The conservation of traditional medicinal plants must be looked at in a holistic manner so that not only in-situ but also ex-situ options are motivated. Such an approach would automatically serve the objectives envisaged by Article 8(j) of the Convention on Biological Diversity (CBD 1994, BIOTHAI and GRAIN 1997). This article of the convention call for respect, maintenance and preservation of knowledge, innovations and practices of indigenous and local communities embodying traditional lifestyles relevant for the conservation and enable use of biological diversity and promote wider application with approval and involvement of the holders of such knowledge, innovations and practices and encourage equitable sharing of benefits arising from utilization of such knowledge, innovations and practices. The article draws attention to the protection of many rights (IUCN 1993, BIOTHAI and GRAIN1997), and instruments developed following the wishes of the Convention should submit to its basic doctrine. When it comes to application, it is not advisable to single out this paragraph since conservation should be seen like a package of in-situ and ex-situ which are given separately for the purpose of improving clarity for implementation. The article assumes that there will be honesty and harmony in regional and global collaborations to preserve and use biological diversity and indigenous innovations in the best interest of collaborating parties. The main issue is protection of biodiversity an associated knowledge systems from individualization of benefits by such things as intellectual property rights and patent laws that exclude those who generated and maintained the resources and the knowledge through generations.



RECOMMENDATIONS



The home gardens in Ethiopia have been important in production and conservation of such critical plant species as medicinal plants. They allow for integration of medicinal plants with other categories of plants offering multiple uses. A plant which has medicinal and other uses is most likely to be quickly accepted and cultivated in home gardens by farming communities as it allows them to get multiple advantages as has been the case traditionally. A food plant with medicinal property will attract even better attention of farming families because of the added fact that there will be less risks of toxicity (the part used as medicine may be toxic) when used as medicine. Conservation and production of medicinal plants primarily in home gardens must be given priority along with other conservation options and market incentives. It is therefore imperative that the following recommended steps be realized.

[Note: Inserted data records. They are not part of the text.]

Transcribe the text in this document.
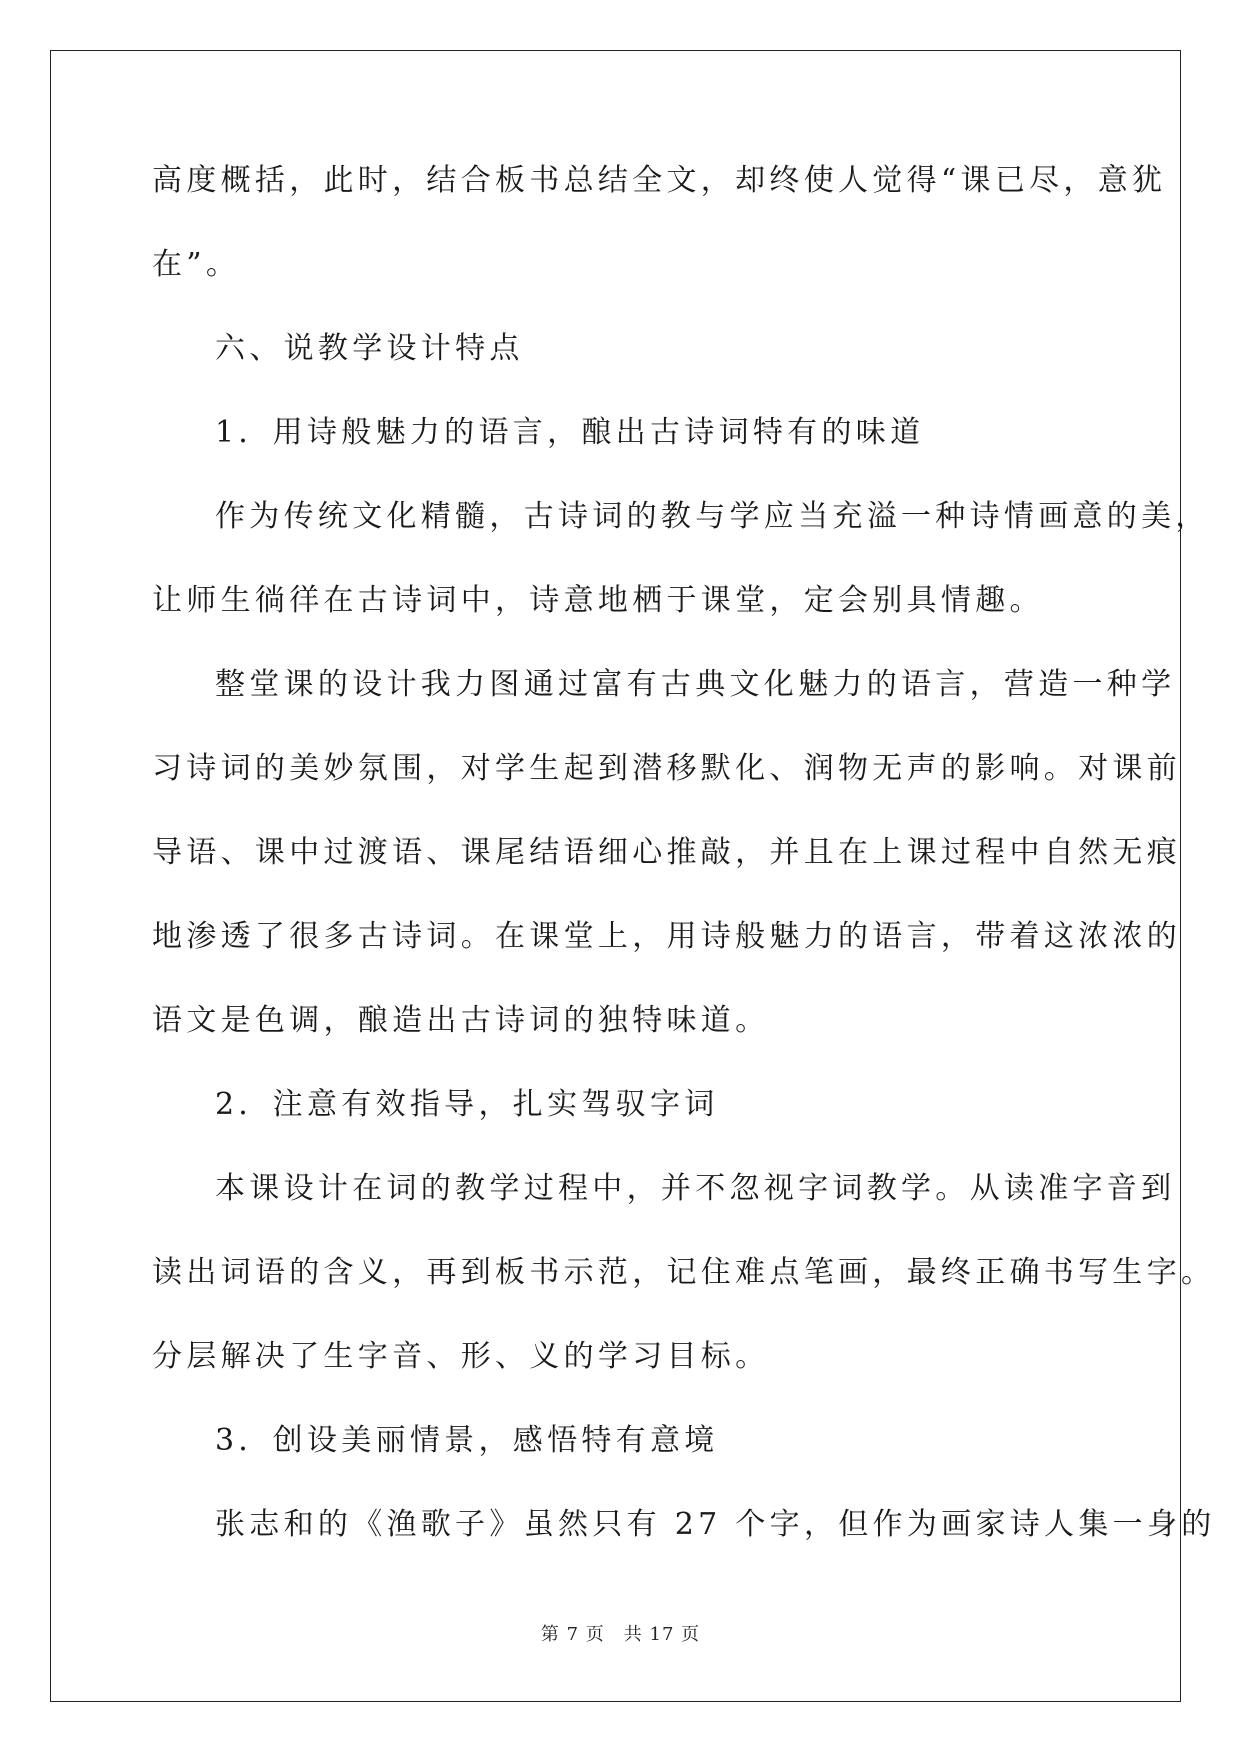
高度概括，此时，结合板书总结全文，却终使人觉得“课已尽，意犹
在”。
六、说教学设计特点
1．用诗般魅力的语言，酿出古诗词特有的味道
作为传统文化精髓，古诗词的教与学应当充溢一种诗情画意的美，
让师生徜徉在古诗词中，诗意地栖于课堂，定会别具情趣。
整堂课的设计我力图通过富有古典文化魅力的语言，营造一种学
习诗词的美妙氛围，对学生起到潜移默化、润物无声的影响。对课前
导语、课中过渡语、课尾结语细心推敲，并且在上课过程中自然无痕
地渗透了很多古诗词。在课堂上，用诗般魅力的语言，带着这浓浓的
语文是色调，酿造出古诗词的独特味道。
2．注意有效指导，扎实驾驭字词
本课设计在词的教学过程中，并不忽视字词教学。从读准字音到
读出词语的含义，再到板书示范，记住难点笔画，最终正确书写生字。
分层解决了生字音、形、义的学习目标。
3．创设美丽情景，感悟特有意境
张志和的《渔歌子》虽然只有 27 个字，但作为画家诗人集一身的
第 7 页　共 17 页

* Recognize home gardens as important places for conservation and production of important categories of plants such as medicinal plants and promote their intensification and enhancement,

* Study important wild growing medicinal plant with a vision for domestication in home gardens and subsequent cultivation through step by step strategy,

* Compile and build a compendium of information on each tax on of interest

* Start a two-way awareness creation scheme for development agents/NGOs and local people learning from each other,

* With the local people, identify wild-growing medicinal plants that can fit into the home garden agro-culture, considering botanical, social and ethical/factors,

* Classify the plants for short, medium and long-term domestication/cultivation in home gardens of the main agro ecological zones,

* learn from the people who have knowledge on uses of propagation methods,

* Activate conservation of medicinal plants in all possible ways in a holistic approach and for medicinal plants not recommended for cultivation in home gardens ensure implementation of one or more of the methods outlined,

* Identify families who will be willing to start experimental planting of selected species in their home gardens and initiate actual domestication and cultivation,

* For all medicinal plants in home gardens create market incentives so that the production level of families will rise,

* Develop technologies for crude extracts of medicines with keen visions for improvement to modern pharmaceutical formulations,

* Strengthen faithful regional and global cooperation to ensure conservation, development and equitable sharing of the benefits that accrue from traditional medicinal plants.